Spenser’s Amoretti (Italian for ‘little loves’) were written as a description of the courtship between himself and his future wife, Elizabeth Boyle, whom Spenser married on 11 June 1594. The sonnets were published together with Epithalamion (a wedding song), which describes the resulting marriage. Greene’s decision on which sonnets to select from Spenser’s collection cannot have been easy and perhaps he had some assistance from John Hoadly; in any case, the selection aims to preserve the nature of Spenser’s cycle, maintaining the narrative of the courtship. The sonnets as set by Greene and published in the 1739 edition appear in the same order as Spenser’s with the exception of No 80 ‘After so long a race as I have run’ which Greene moved to the start of his collection to act as a general opening. This sonnet additionally includes a reference to Spenser as ‘the handmayd of the Faery Queene’, acting as an acknowledgment of the source for Greene’s song. Evidentially, Greene took care over the final order of the songs as the two surviving manuscript sources show some differences in the order, suggesting that Greene may have intended the songs to be performed together as well as individually.

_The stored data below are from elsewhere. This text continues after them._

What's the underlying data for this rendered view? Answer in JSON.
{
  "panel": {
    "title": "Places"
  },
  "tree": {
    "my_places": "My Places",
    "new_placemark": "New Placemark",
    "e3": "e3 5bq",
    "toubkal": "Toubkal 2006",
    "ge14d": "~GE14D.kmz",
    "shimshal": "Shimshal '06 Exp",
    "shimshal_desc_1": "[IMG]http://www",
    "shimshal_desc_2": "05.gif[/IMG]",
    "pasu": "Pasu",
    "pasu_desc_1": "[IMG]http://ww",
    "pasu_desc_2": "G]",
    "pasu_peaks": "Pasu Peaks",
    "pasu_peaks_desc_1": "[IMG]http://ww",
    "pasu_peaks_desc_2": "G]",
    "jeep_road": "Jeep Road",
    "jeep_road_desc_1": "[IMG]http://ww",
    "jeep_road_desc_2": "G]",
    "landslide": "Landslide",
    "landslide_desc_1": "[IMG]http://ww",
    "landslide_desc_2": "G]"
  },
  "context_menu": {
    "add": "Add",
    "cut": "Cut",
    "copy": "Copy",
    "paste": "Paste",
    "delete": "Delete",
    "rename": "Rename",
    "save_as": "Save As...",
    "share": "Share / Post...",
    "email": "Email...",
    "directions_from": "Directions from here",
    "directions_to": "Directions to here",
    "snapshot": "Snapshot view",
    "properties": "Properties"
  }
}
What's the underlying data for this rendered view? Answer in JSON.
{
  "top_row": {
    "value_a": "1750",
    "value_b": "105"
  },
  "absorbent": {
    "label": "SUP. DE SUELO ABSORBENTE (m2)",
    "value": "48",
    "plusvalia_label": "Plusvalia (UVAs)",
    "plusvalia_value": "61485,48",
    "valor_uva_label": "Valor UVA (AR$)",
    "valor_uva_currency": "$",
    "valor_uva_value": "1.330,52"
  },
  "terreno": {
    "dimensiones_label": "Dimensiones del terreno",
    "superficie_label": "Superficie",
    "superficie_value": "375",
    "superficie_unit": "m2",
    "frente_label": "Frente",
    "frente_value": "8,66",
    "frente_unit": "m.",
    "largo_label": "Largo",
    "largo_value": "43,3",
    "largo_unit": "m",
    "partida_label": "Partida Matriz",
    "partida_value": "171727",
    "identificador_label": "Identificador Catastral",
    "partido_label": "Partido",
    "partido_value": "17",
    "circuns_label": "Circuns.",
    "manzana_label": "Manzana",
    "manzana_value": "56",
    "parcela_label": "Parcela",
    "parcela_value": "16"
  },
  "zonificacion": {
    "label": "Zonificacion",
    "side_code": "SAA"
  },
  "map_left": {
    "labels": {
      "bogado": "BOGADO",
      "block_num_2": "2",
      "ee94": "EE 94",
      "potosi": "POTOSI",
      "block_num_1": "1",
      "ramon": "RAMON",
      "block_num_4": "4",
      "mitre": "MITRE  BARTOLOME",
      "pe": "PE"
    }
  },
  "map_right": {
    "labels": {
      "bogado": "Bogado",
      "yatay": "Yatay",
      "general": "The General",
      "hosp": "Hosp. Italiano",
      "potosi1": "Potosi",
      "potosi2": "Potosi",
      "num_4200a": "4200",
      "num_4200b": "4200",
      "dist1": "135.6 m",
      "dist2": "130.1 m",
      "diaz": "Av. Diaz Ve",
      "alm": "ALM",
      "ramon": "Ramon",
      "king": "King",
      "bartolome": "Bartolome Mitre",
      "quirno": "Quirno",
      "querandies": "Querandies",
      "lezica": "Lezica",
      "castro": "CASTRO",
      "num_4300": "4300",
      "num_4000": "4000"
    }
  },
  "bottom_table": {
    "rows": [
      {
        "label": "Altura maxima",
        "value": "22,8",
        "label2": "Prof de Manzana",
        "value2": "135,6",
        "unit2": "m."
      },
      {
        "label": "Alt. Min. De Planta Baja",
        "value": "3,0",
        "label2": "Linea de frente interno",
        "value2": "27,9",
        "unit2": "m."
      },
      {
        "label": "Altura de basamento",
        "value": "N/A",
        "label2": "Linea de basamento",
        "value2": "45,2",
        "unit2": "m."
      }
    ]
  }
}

Greene’s collection passes through a range of moods, emotions and events and he often reacts to the texts of the sonnets with vivid word-painting techniques, such as in No 5 which describes the search for love and where Greene depicts ‘the rolling wheele that runneth often round’ with a rolling motion of semiquavers in the vocal part imitated by the continuo. While some of the sonnets praise Spenser’s future wife, for example in ‘Faire Eyes, the myrrour of my mazéd hart[3], others describe the pleading required to obtain love, only to be met with scorn and laughter ‘Ye tradefull merchants, that with weary toyle[4]. Several events in the courtship of Spenser and Elizabeth Boyle are also documented in Greene’s selection: the wearing of a ‘laurell leafe[8] and a net of gold in her hair [10], smiling at her lover [12], and walking together on the strand and writing their names in sand [22]. Greene’s setting closes with a further event using three sonnets (Spenser’s Nos 78, 87 and 89) describing love in absence [23][24][25]. The majority of Greene’s songs are divided into contrasting sections, usually with a change of tempo and sometimes time signature. ‘Faire yee be sure, but cruell and unkind[17], for example, compares the unkindness of ‘she’ to a hunting tiger in an adagio section in common time, followed by a 3/8 allegro section as the text moves to compare her pride and pitilessness to a storm beating against a lone tree and a ship wrecked against a rock in a raging flood, and the song closes with an allegro section in common time to describe that ‘he’ is the same ship, tree and beast that are ruined and destroyed. The careful choice of sonnets and the reactions to the texts which Greene displays make this collection of songs a treasure of the first half of the eighteenth century and one of the earliest examples of a collection of English songs which could be described as a cycle.